Ho letto per la prima volta il testo dell’omelia, domenica sera, sul tardi, prima di andare a letto. L’impressione che ho avuto è stata fortemente negativa, tanto da evitare di commentarla. Sarebbero uscite espressioni non certo edificanti. Ho lasciato passare la notte. Il giorno dopo, di primo mattino, l’ho riletta, e il giudizio non è cambiato.
Che dire? Ancora una volta rimango allibito di fronte a un cardinale, Angelo Scola, che quando predica fa di tutto per dire nulla o quasi quando si tratta di scegliere. E domenica doveva scegliere da che parte stare. Certo, l’ha fatto capire, presentando la figura di Martini come un pretesto per giustificare ciò che lui, Angelo Scola, sta facendo, ovvero l’esatto opposto di ciò che ha fatto Martini. Sbaglio dicendo “ciò che ha fatto”. Martini prima “pensava”, poi eventualmente faceva. Scola non so se pensa: egli tenta di fare qualcosa, e continuamente giustifica ciò che fa, anche le cazzate, come quel mettere in mostra davanti al mondo il chiodo-morso del cavallo di Costantino. Venerato, in un contesto teatrale da far inorridire lo stesso Martini: neppure Tettamanzi ha condiviso una simile oscena banalità. La follia della Croce è un’altra cosa! Una Croce che merita più il silenzio che le parole, e tanto meno le faraoniche sceneggiate meneghine!
Ora vorrei chiedere non solo ai cosiddetti “martiniani!”, ma a tutti coloro che hanno ascoltato in Duomo di Milano le parole di Scola o hanno letto l’omelia, che cosa ne pensino. In tutta sincerità.
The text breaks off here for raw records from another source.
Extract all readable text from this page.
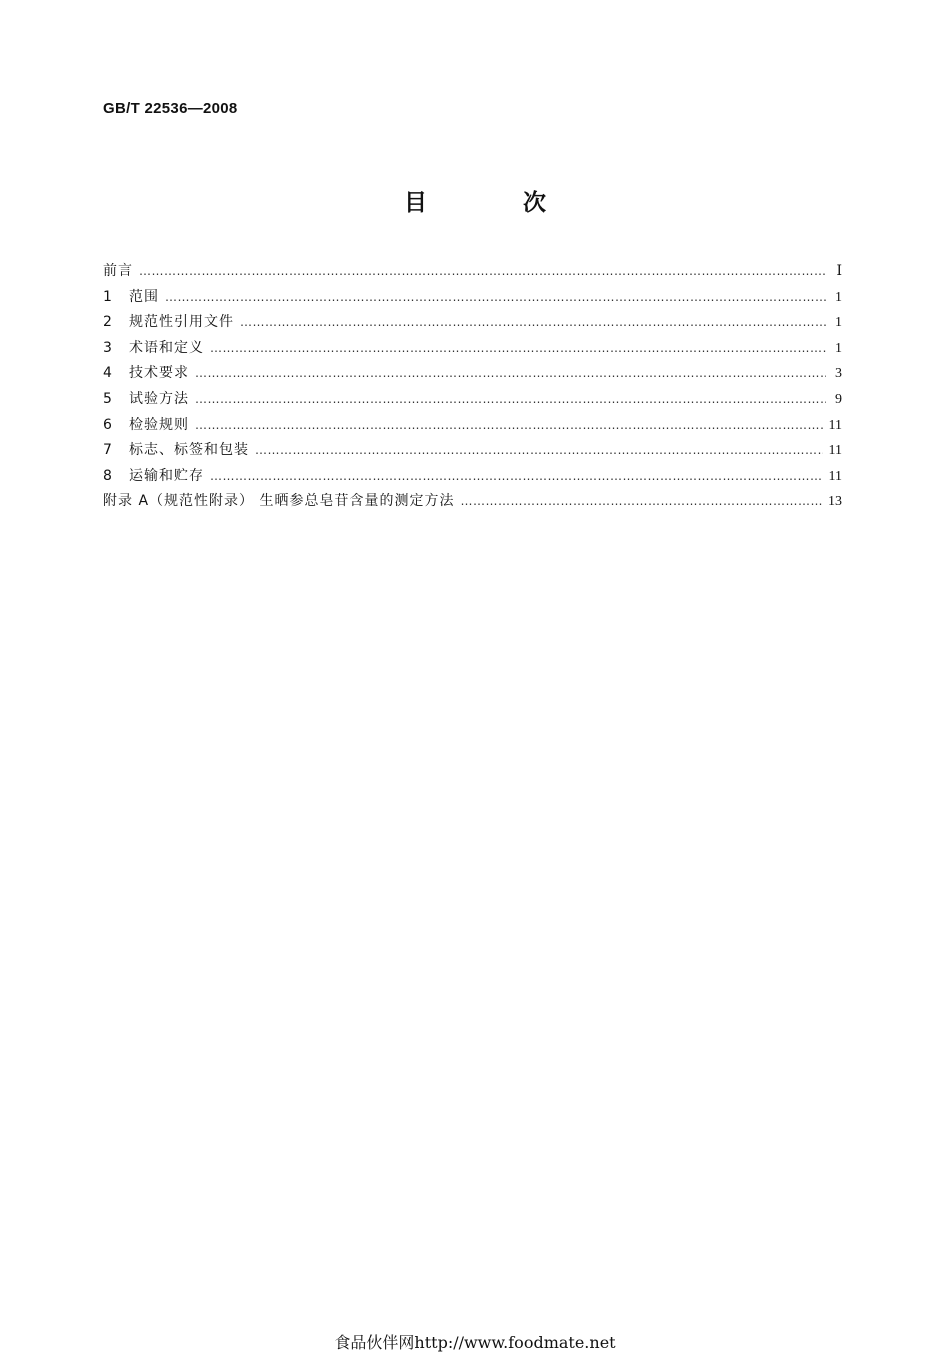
GB/T 22536—2008
目 次
前言 ……………………………………………………………………………………………………………………………………………………………………………………………………………………………………………………………………………………………………………………………………	Ⅰ
1	范围 ……………………………………………………………………………………………………………………………………………………………………………………………………………………………………………………………………………………………………………………………………	1
2	规范性引用文件 ……………………………………………………………………………………………………………………………………………………………………………………………………………………………………………………………………………………………………………………………………	1
3	术语和定义 ……………………………………………………………………………………………………………………………………………………………………………………………………………………………………………………………………………………………………………………………………	1
4	技术要求 ……………………………………………………………………………………………………………………………………………………………………………………………………………………………………………………………………………………………………………………………………	3
5	试验方法 ……………………………………………………………………………………………………………………………………………………………………………………………………………………………………………………………………………………………………………………………………	9
6	检验规则 ……………………………………………………………………………………………………………………………………………………………………………………………………………………………………………………………………………………………………………………………………	11
7	标志、标签和包装 ……………………………………………………………………………………………………………………………………………………………………………………………………………………………………………………………………………………………………………………………………	11
8	运输和贮存 ……………………………………………………………………………………………………………………………………………………………………………………………………………………………………………………………………………………………………………………………………	11
附录 A（规范性附录） 生晒参总皂苷含量的测定方法 ……………………………………………………………………………………………………………………………………………………………………………………………………………………………………………………………………………………………………………………………………	13
食品伙伴网http://www.foodmate.net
Uscite una buona volta dal vostro timoroso silenzio! Perché dovrei essere l’unico a espormi pubblicamente, così da farmi giudicare come se fossi un pulcino nerissimo nel candore di una diocesi che trabocca di un cristianesimo modello per tutta l’umanità?
Un cardinale come Martini (lascio da parte Schuster, anch’esso strapazzato da commemorazioni formali!) meritava di essere ricordato così come ha fatto Scola? Quando non si sa che cosa dire, si citano alcune frasi del personaggio “scomodo”, in un contesto che dice tutto il contrario.
La diocesi milanese sta camminando sulle orme di Martini? Di quale Martini?
Scola e Martini sono su due piani completamente diversi. Non potranno mai congiungersi. Scola, se fosse sincero, dovrebbe dire semplicemente: Martini aveva una sua idea di Chiesa, io ne ho un’altra! Ti stimerei di più, se lo riconoscessi. La stessa parola umanesimo  vi divide. Tu lo intendi in un modo, Martini in un altro, completamente diverso. Lascia stare Martini, e non commemorarlo più.
Concèntrati ora sull’Expo 2015. Sarà per la diocesi un’altra grande sconfitta, perché  la strada evangelica è altrove.
Almeno un po’ di indignazione, cazzo!, ci è rimasta ancora?